E’ nel veloce che si vede il “manico”! Qui la Marianna di Tarlazzi è impegnata in un curvone (meglio non pensare alle gomme dell’epoca). Sulle carene ancora nessuna scritta
E’ nel veloce che si vede il “manico”! Qui la Marianna di Tarlazzi è impegnata in un curvone (meglio non pensare alle gomme dell’epoca). Sulle carene ancora nessuna scritta

Non si deve però dimenticare che questo accadeva perché Franco cercava di spremere fino all’ultima goccia di energia da moto non più giovani e che non avevano potuto avere uno sviluppo paragonabile a quello delle rivali.
Nella 250, classe dominata dalle Aermacchi Ala d’Oro e dalle Motobi ufficiali, spesso Tarlazzi partiva fortissimo, andava in testa con buon vantaggio ma poi non arrivava a fine gara per problemi meccanici.
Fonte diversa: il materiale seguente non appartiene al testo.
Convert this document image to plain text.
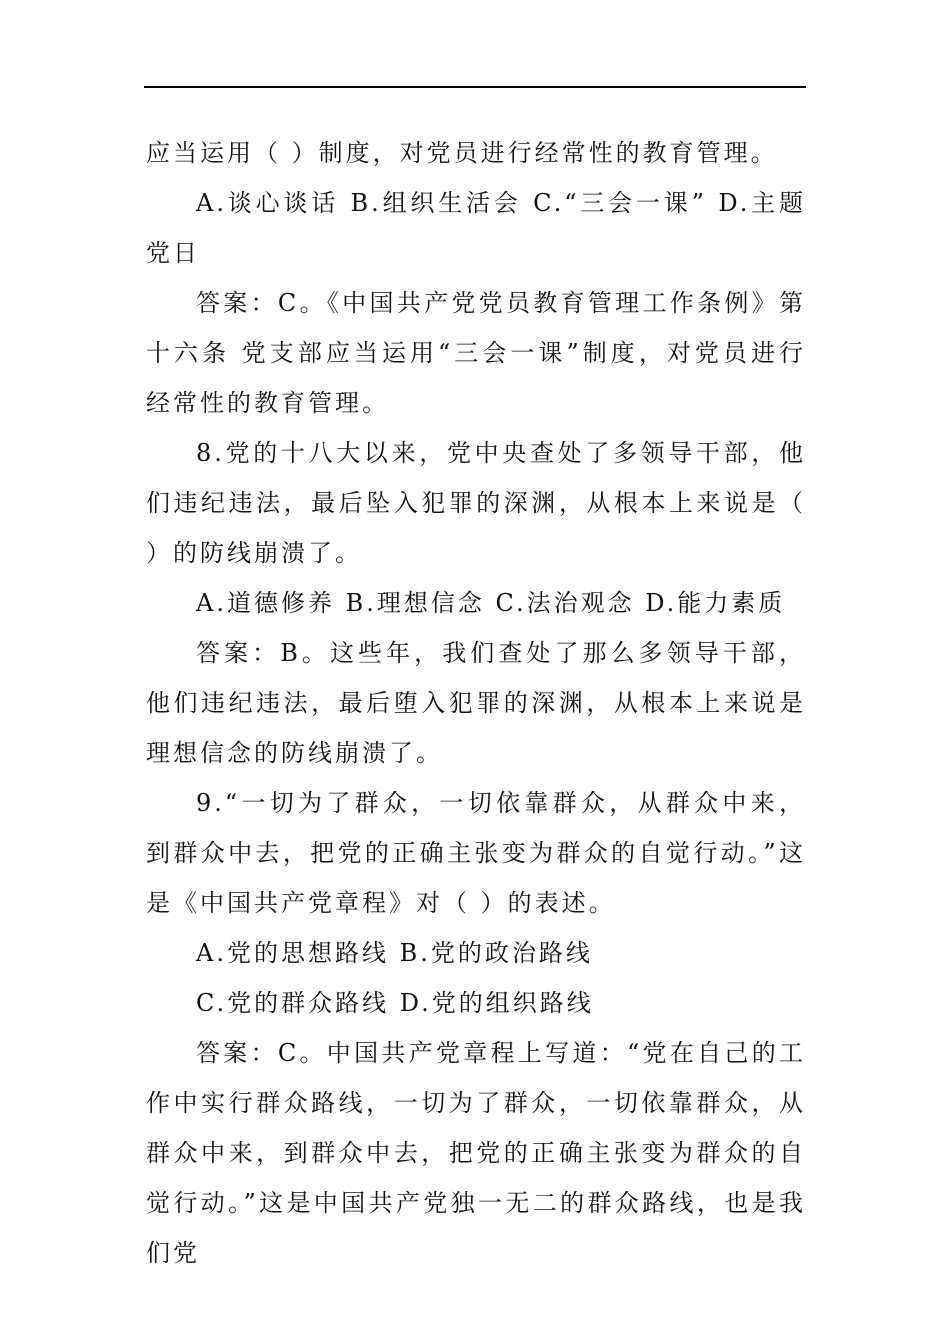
应当运用（ ）制度，对党员进行经常性的教育管理。

A.谈心谈话 B.组织生活会 C.“三会一课” D.主题党日

答案：C。《中国共产党党员教育管理工作条例》第十六条 党支部应当运用“三会一课”制度，对党员进行经常性的教育管理。

8.党的十八大以来，党中央查处了多领导干部，他们违纪违法，最后坠入犯罪的深渊，从根本上来说是（ ）的防线崩溃了。

A.道德修养 B.理想信念 C.法治观念 D.能力素质

答案：B。这些年，我们查处了那么多领导干部，他们违纪违法，最后堕入犯罪的深渊，从根本上来说是理想信念的防线崩溃了。

9.“一切为了群众，一切依靠群众，从群众中来，到群众中去，把党的正确主张变为群众的自觉行动。”这是《中国共产党章程》对（ ）的表述。

A.党的思想路线 B.党的政治路线

C.党的群众路线 D.党的组织路线

答案：C。中国共产党章程上写道：“党在自己的工作中实行群众路线，一切为了群众，一切依靠群众，从群众中来，到群众中去，把党的正确主张变为群众的自觉行动。”这是中国共产党独一无二的群众路线，也是我们党
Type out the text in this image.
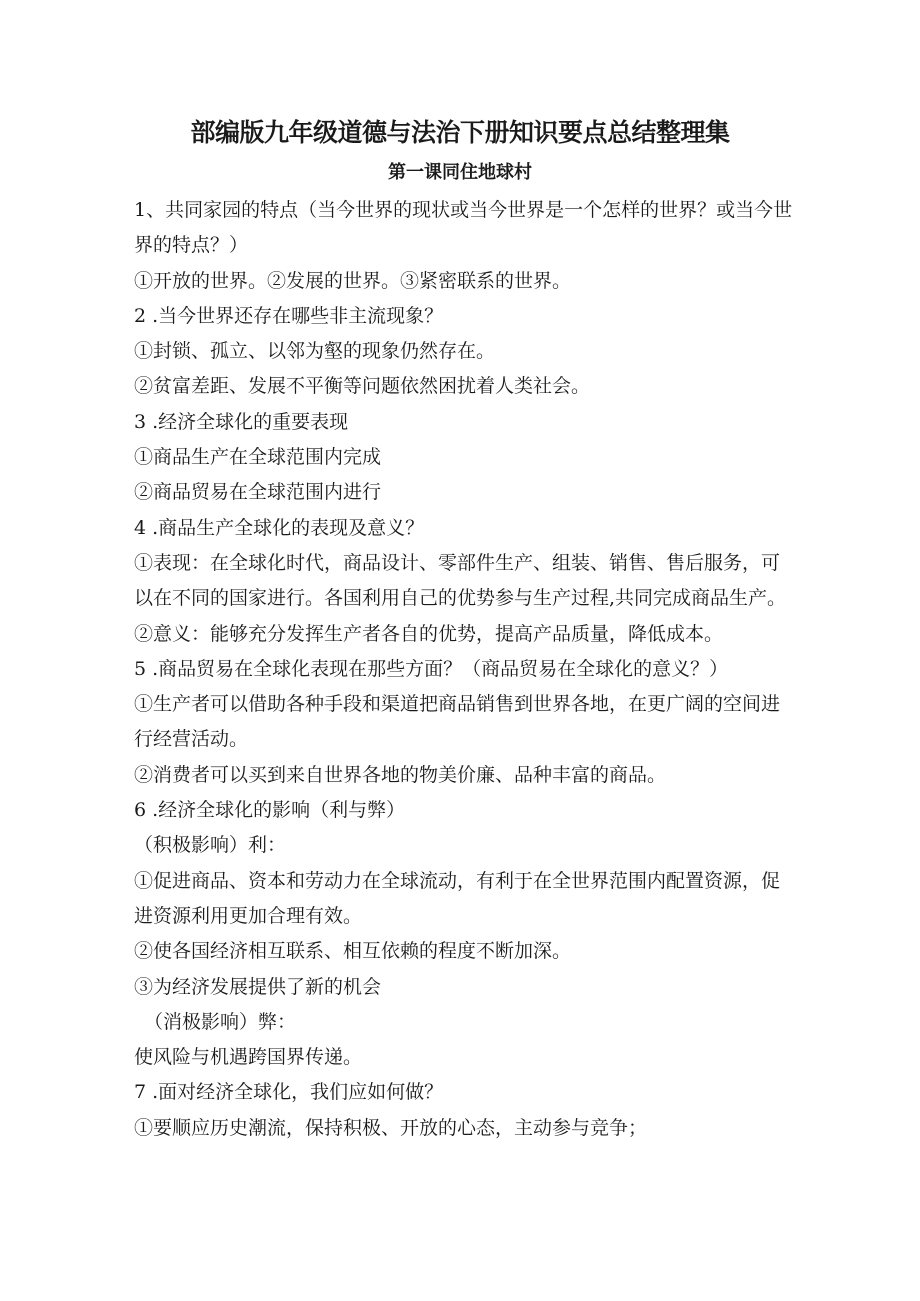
部编版九年级道德与法治下册知识要点总结整理集
第一课同住地球村

1、共同家园的特点（当今世界的现状或当今世界是一个怎样的世界？或当今世界的特点？）

①开放的世界。②发展的世界。③紧密联系的世界。

2 .当今世界还存在哪些非主流现象？

①封锁、孤立、以邻为壑的现象仍然存在。

②贫富差距、发展不平衡等问题依然困扰着人类社会。

3 .经济全球化的重要表现

①商品生产在全球范围内完成

②商品贸易在全球范围内进行

4 .商品生产全球化的表现及意义？

①表现：在全球化时代，商品设计、零部件生产、组装、销售、售后服务，可以在不同的国家进行。各国利用自己的优势参与生产过程,共同完成商品生产。

②意义：能够充分发挥生产者各自的优势，提高产品质量，降低成本。

5 .商品贸易在全球化表现在那些方面？（商品贸易在全球化的意义？）

①生产者可以借助各种手段和渠道把商品销售到世界各地，在更广阔的空间进行经营活动。

②消费者可以买到来自世界各地的物美价廉、品种丰富的商品。

6 .经济全球化的影响（利与弊）

（积极影响）利：

①促进商品、资本和劳动力在全球流动，有利于在全世界范围内配置资源，促进资源利用更加合理有效。

②使各国经济相互联系、相互依赖的程度不断加深。

③为经济发展提供了新的机会

（消极影响）弊：

使风险与机遇跨国界传递。

7 .面对经济全球化，我们应如何做？

①要顺应历史潮流，保持积极、开放的心态，主动参与竞争；
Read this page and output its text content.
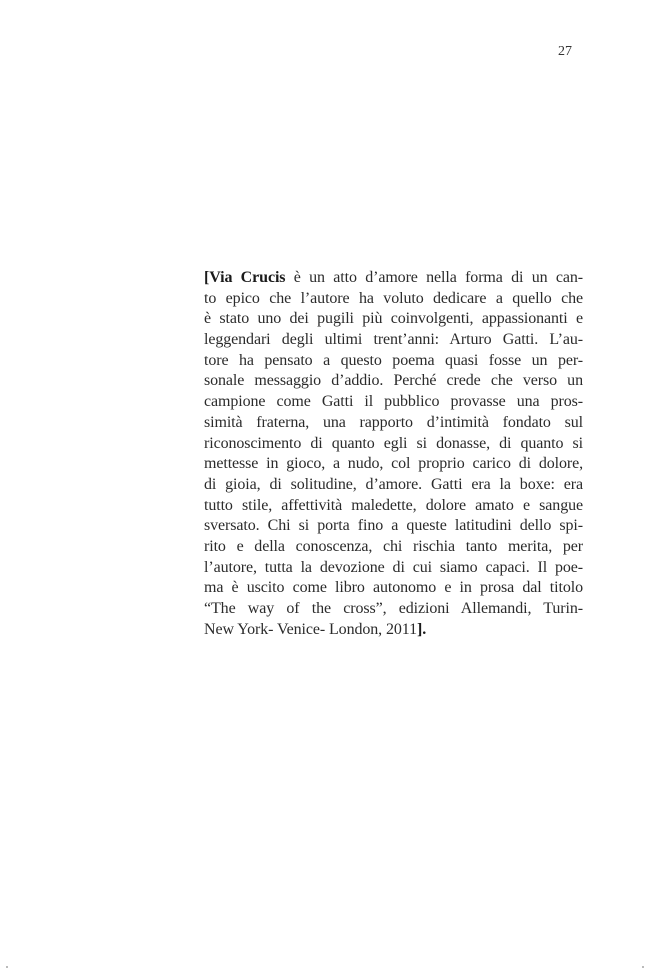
27
[Via Crucis è un atto d’amore nella forma di un can-
to epico che l’autore ha voluto dedicare a quello che
è stato uno dei pugili più coinvolgenti, appassionanti e
leggendari degli ultimi trent’anni: Arturo Gatti. L’au-
tore ha pensato a questo poema quasi fosse un per-
sonale messaggio d’addio. Perché crede che verso un
campione come Gatti il pubblico provasse una pros-
simità fraterna, una rapporto d’intimità fondato sul
riconoscimento di quanto egli si donasse, di quanto si
mettesse in gioco, a nudo, col proprio carico di dolore,
di gioia, di solitudine, d’amore. Gatti era la boxe: era
tutto stile, affettività maledette, dolore amato e sangue
sversato. Chi si porta fino a queste latitudini dello spi-
rito e della conoscenza, chi rischia tanto merita, per
l’autore, tutta la devozione di cui siamo capaci. Il poe-
ma è uscito come libro autonomo e in prosa dal titolo
“The way of the cross”, edizioni Allemandi, Turin-
New York- Venice- London, 2011].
Se tagliava il traguardo, non di rado vinceva, ma ciò accadeva solo sporadicamente...Più di così non si poteva proprio fare.
Per inciso, il titolo della 250 juniores è stato conquistato nel 1969 da Fosco Giansanti con la Motobi e nel 1970 da Chiavolini con l’Aermacchi.

Lo strettissimo legame esistente tra la scuderia Speedy Gonzales e la Ducati è dimostrato anche dalle numerose foto (ben visibili sui libri) scattate durante i test che tra il 1967 e il 1970 sono stati effettuati nel corso dello sviluppo dei modelli a carter larghi, anche in versione da competizione. La pista era in genere quella dell'aeroporto di Modena, e il pilota Bruno Spaggiari; sulla tuta di Farnè e sulle carene (quando impiegate) la scritta Speedy Gonzales era ben visibile.

Nel 1969-70 Spaggiari ha corso con le monocilindriche di 350 e 450 cm3 ottenendo ottimi risultati nelle gare della mototemporada romagnola. Le cose erano diverse, rispetto agli anni precedenti: si lavorava allo sviluppo di modelli recenti, e con un forte supporto da parte della Casa. I tempi però erano ormai maturi per un ritorno della Ducati in forma ufficiale, cosa avvenuta nel 1971, quando sono state schierate le nuove bicilindriche da Gran Premio di 500 cm3.